The tree has various names, depending where you live in the southern United States. Water Oak is the most popular around here. They’re also known as Spotted Oaks, Duck Oaks, Orange Oaks, Punk Oaks and the somehow appropriate Possum Oak. It may get that name from the holes and hollows left from where the tree’s limbs fall off and create convenient hiding places for a certain marsupial. The Spotted Oak name probably came from the tree’s youth - when they are around six inches in diameter their bark is indeed spotted, with curious white, black, green, yellow and grey splotches. They grow out of this phase to become solid grey like their cousin, the sturdy Live Oak. The moniker Punk Oak works pretty well, given their reputation for being degenerates and causing trouble.
The tree’s stiff, spatula-shaped leaves are two-toned, dull green on top and pale underneath. Sometimes these leaf bottoms get infested with tiny wasps that sting the leaf when they are young and tender and cause them to respond by growing a small, tan, fluffy pom-pom in which the wasp’s babies grow all summer by sucking up some of the tree’s juices.

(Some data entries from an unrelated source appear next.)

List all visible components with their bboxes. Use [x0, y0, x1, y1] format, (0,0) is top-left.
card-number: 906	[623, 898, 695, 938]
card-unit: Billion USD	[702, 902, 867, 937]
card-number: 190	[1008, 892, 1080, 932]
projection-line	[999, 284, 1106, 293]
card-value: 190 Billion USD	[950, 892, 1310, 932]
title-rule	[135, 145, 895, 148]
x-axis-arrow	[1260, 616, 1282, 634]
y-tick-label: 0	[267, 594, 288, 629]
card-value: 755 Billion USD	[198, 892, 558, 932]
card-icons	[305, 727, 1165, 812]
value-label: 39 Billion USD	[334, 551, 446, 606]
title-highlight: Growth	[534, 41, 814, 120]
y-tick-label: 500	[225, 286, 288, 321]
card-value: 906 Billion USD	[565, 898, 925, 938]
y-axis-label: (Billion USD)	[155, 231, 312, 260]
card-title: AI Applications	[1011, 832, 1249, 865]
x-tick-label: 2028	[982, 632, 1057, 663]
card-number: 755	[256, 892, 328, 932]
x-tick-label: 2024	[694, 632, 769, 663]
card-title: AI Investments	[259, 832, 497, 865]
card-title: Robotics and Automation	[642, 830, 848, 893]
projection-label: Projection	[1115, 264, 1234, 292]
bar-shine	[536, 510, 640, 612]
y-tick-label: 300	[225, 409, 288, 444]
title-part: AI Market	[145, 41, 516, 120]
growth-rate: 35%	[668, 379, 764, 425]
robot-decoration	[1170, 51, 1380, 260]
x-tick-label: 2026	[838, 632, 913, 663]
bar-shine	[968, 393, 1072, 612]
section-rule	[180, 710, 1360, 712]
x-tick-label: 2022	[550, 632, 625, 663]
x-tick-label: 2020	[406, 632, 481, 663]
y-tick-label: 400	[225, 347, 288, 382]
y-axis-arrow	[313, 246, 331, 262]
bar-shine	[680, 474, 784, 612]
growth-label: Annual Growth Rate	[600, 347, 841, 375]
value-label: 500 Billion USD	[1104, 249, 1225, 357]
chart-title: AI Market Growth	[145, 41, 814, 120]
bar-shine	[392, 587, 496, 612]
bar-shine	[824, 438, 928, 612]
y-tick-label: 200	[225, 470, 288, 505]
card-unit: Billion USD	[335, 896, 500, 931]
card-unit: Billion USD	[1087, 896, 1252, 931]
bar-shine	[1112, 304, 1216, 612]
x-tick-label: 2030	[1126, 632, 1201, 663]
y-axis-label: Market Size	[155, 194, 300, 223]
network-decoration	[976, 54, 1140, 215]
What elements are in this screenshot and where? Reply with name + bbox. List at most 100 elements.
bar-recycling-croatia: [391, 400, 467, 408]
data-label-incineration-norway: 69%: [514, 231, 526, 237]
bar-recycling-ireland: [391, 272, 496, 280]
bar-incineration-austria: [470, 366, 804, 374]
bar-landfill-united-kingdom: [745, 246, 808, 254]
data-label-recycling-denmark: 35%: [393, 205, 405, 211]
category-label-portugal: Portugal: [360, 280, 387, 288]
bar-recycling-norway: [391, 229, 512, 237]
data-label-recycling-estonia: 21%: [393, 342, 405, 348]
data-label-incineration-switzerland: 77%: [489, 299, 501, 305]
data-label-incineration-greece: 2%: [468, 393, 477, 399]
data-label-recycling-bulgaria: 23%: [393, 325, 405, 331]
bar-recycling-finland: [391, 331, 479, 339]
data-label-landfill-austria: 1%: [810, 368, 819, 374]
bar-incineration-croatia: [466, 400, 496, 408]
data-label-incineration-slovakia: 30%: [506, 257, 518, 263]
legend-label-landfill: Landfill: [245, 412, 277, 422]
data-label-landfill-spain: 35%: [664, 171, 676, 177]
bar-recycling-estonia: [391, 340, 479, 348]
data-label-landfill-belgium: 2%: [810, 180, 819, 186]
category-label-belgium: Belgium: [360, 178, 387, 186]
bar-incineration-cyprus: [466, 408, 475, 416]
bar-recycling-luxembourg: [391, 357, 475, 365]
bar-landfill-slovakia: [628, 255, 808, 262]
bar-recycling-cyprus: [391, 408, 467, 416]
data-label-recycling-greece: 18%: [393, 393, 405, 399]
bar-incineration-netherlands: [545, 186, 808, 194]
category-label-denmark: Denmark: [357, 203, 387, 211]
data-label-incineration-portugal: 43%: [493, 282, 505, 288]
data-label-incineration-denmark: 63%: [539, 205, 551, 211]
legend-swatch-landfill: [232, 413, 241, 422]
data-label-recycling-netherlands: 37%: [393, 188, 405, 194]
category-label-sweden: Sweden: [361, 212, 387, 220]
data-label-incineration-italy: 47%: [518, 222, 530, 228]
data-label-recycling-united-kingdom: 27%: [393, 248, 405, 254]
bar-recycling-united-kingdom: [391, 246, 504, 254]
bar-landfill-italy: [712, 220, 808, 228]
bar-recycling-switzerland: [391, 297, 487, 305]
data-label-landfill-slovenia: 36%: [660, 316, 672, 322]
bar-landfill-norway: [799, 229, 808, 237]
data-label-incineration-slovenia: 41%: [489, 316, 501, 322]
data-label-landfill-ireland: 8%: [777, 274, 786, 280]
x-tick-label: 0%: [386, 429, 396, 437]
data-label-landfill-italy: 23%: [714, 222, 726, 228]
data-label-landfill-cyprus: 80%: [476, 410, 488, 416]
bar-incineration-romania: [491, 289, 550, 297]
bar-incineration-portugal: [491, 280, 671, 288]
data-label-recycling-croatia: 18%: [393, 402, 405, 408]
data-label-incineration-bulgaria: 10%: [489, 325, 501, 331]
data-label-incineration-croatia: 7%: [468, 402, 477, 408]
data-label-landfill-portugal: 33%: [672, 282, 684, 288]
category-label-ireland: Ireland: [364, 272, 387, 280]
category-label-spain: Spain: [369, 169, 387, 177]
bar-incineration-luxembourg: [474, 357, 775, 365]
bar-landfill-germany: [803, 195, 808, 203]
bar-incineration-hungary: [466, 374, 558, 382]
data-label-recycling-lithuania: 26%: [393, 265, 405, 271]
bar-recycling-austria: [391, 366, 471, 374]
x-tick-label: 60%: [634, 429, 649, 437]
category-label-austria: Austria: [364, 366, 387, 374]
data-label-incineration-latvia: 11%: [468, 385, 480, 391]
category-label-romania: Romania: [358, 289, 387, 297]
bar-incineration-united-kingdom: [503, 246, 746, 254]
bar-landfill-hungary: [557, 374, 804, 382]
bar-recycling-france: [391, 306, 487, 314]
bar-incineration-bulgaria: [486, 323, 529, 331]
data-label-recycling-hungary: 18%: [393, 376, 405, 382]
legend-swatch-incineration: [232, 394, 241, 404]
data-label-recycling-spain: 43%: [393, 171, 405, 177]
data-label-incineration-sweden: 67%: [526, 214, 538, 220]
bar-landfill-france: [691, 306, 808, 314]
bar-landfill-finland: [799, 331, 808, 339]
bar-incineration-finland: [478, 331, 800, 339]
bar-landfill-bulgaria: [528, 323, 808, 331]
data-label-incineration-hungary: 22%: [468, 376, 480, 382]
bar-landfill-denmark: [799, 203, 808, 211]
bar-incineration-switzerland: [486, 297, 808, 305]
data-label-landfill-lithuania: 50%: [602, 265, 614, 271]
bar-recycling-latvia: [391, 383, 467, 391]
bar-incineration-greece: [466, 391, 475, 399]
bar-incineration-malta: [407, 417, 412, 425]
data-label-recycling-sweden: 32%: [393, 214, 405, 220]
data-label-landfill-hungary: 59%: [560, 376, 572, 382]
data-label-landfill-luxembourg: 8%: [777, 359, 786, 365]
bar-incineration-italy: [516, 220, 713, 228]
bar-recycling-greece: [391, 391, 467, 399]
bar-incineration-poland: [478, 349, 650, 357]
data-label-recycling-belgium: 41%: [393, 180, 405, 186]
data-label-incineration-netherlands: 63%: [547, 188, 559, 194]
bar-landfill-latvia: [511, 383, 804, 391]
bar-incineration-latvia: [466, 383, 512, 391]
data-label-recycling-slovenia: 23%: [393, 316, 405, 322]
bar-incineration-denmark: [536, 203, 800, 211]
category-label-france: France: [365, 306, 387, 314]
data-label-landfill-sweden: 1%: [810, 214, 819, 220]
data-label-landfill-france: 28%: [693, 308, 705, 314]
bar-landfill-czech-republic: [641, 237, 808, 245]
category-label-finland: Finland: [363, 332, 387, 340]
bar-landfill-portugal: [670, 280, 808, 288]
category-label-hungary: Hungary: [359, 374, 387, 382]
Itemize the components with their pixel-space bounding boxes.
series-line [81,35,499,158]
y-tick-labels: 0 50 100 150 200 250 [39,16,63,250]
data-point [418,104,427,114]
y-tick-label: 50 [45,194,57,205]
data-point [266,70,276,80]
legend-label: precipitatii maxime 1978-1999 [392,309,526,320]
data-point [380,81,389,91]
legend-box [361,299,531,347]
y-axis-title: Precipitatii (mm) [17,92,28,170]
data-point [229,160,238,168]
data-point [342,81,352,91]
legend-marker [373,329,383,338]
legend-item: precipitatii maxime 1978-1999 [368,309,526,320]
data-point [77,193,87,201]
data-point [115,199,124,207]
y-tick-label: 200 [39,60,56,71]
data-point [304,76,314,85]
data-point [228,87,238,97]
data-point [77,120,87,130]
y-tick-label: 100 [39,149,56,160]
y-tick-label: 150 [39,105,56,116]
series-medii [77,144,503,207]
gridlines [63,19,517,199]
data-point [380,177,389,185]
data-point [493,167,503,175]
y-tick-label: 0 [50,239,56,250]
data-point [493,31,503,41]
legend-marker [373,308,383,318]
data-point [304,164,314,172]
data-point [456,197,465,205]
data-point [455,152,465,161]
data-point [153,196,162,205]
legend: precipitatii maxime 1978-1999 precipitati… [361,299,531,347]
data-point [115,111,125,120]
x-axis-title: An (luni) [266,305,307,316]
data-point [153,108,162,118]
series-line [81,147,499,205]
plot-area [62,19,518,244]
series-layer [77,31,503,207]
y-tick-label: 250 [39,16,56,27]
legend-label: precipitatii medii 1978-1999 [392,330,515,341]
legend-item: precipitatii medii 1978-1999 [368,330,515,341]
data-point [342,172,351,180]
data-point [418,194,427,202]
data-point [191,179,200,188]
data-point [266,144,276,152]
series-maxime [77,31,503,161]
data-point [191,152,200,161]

The tree is pretty indiscriminate where it chooses to grow, accepting both poorly drained clay soils in bottomland and well-drained sandy soils. They are very prolific, spewing forth thousands of acorns that start thousands of scraggly little, misshapen saplings in the crowded woods that have little chance of achieving anything near magnificence.
All those acorns also make them a favorite part of the diet of deer, squirrels, raccoons, turkeys, ducks and quail. One of the reasons the tree pops up all over the woods is Mr. and Mrs. Squirrel do it the favor of burying up to a thousand of these seeds then fail to return to eat them before nature takes its course.